Overview
According to the Report of the High Level Panel on Illicit Financial Flows from Africa, Africa is estimated to lose more than $50bn a year in illicit financial flows. Uganda loses an average of $509m in illicit outflows per year. Illegal wildlife trade (IWT) is the fourth-largest illicit activity worldwide, generating $7 – 23bn per year. Little is known about these illicit money flows in source and transit areas like Uganda. A lot of factors come into play, namely lack of political will, lack of transparency, the dependence of Africa on natural resource extraction—a particularly vulnerable loophole for illicit financial flows (IFF), corruption, weak national and regional capacities. All these impede efforts to curb illicit financial flows.
In East Africa, financial investigatory capacity remains limited. The low-risk financial environment has allowed criminal actors to earn vast profits from IWT.
Following the money
Royal United Services Institute (RUSI) is a London and Nairobi-based think-tank, funded by the UK Government via the IWT Challenge Fund. It helps build capacity in detecting and prosecuting wildlife-linked money-laundering across East Africa. RUSI partnered with UCF to pilot a new approach to countering wildlife trafficking by filling the capacity gap in using financial tools to prosecute and close IWT cases.
This project was the first in Uganda to bring together actors from law-enforcement, wildlife, financial and justice sectors – to build investigative capacity specifically around wildlife-linked IFFs. While complementing broader initiatives, the project provided focused training on the particular financial red flags associated with IWT.
Accordingly, UCF supported RUSI’s work in 2016 and early 2017, by connecting them to local actors in law enforcement, legal and judiciary sectors. UCF also helped to host an eight-day training which brought numerous stakeholders together to learn more about how to use financial legislation such as the Anti Money Laundering Act to tackle the criminal networks behind wildlife trafficking in Uganda. They were trained in areas covering both foundation-level, theoretical content, incorporating vital anti-corruption components, as well as technical, case study-based elements. This means high-level cases are elevated in importance and can be committed to the High Court, with more chance of a stronger penalty or longer custodial sentence.
Impact of the project
In the long-run, the training will improve Ugandan (and regional) agencies capacity to investigate and prosecute financial crime tied to illegal wildlife trade. It will therefore disrupt trafficking networks, leading to a decline in poaching and rise in wildlife tourism, and will generate best-practice for wildlife-linked financial capacity-building elsewhere.

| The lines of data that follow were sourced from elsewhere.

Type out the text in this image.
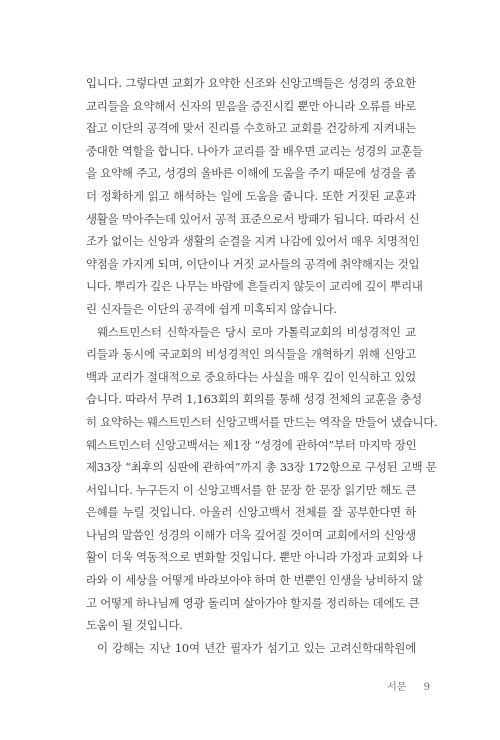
입니다. 그렇다면 교회가 요약한 신조와 신앙고백들은 성경의 중요한
교리들을 요약해서 신자의 믿음을 증진시킬 뿐만 아니라 오류를 바로
잡고 이단의 공격에 맞서 진리를 수호하고 교회를 건강하게 지켜내는
중대한 역할을 합니다. 나아가 교리를 잘 배우면 교리는 성경의 교훈들
을 요약해 주고, 성경의 올바른 이해에 도움을 주기 때문에 성경을 좀
더 정확하게 읽고 해석하는 일에 도움을 줍니다. 또한 거짓된 교훈과
생활을 막아주는데 있어서 공적 표준으로서 방패가 됩니다. 따라서 신
조가 없이는 신앙과 생활의 순결을 지켜 나감에 있어서 매우 치명적인
약점을 가지게 되며, 이단이나 거짓 교사들의 공격에 취약해지는 것입
니다. 뿌리가 깊은 나무는 바람에 흔들리지 않듯이 교리에 깊이 뿌리내
린 신자들은 이단의 공격에 쉽게 미혹되지 않습니다.
웨스트민스터 신학자들은 당시 로마 가톨릭교회의 비성경적인 교
리들과 동시에 국교회의 비성경적인 의식들을 개혁하기 위해 신앙고
백과 교리가 절대적으로 중요하다는 사실을 매우 깊이 인식하고 있었
습니다. 따라서 무려 1,163회의 회의를 통해 성경 전체의 교훈을 충성
히 요약하는 웨스트민스터 신앙고백서를 만드는 역작을 만들어 냈습니다.
웨스트민스터 신앙고백서는 제1장 “성경에 관하여”부터 마지막 장인
제33장 “최후의 심판에 관하여”까지 총 33장 172항으로 구성된 고백 문
서입니다. 누구든지 이 신앙고백서를 한 문장 한 문장 읽기만 해도 큰
은혜를 누릴 것입니다. 아울러 신앙고백서 전체를 잘 공부한다면 하
나님의 말씀인 성경의 이해가 더욱 깊어질 것이며 교회에서의 신앙생
활이 더욱 역동적으로 변화할 것입니다. 뿐만 아니라 가정과 교회와 나
라와 이 세상을 어떻게 바라보아야 하며 한 번뿐인 인생을 낭비하지 않
고 어떻게 하나님께 영광 돌리며 살아가야 할지를 정리하는 데에도 큰
도움이 될 것입니다.
이 강해는 지난 10여 년간 필자가 섬기고 있는 고려신학대학원에
서문 9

Establishing sustainable operating procedures and frameworks for co-operation across agencies (private-public sector partnerships), alongside governmental authorities will prove vital for monitoring and responding to suspicious financial flows.
Complemented by the successes of the Countering Wildlife Crime project and improved investigation and prosecution capability of wildlife crime prosecutors, there is cause for optimism.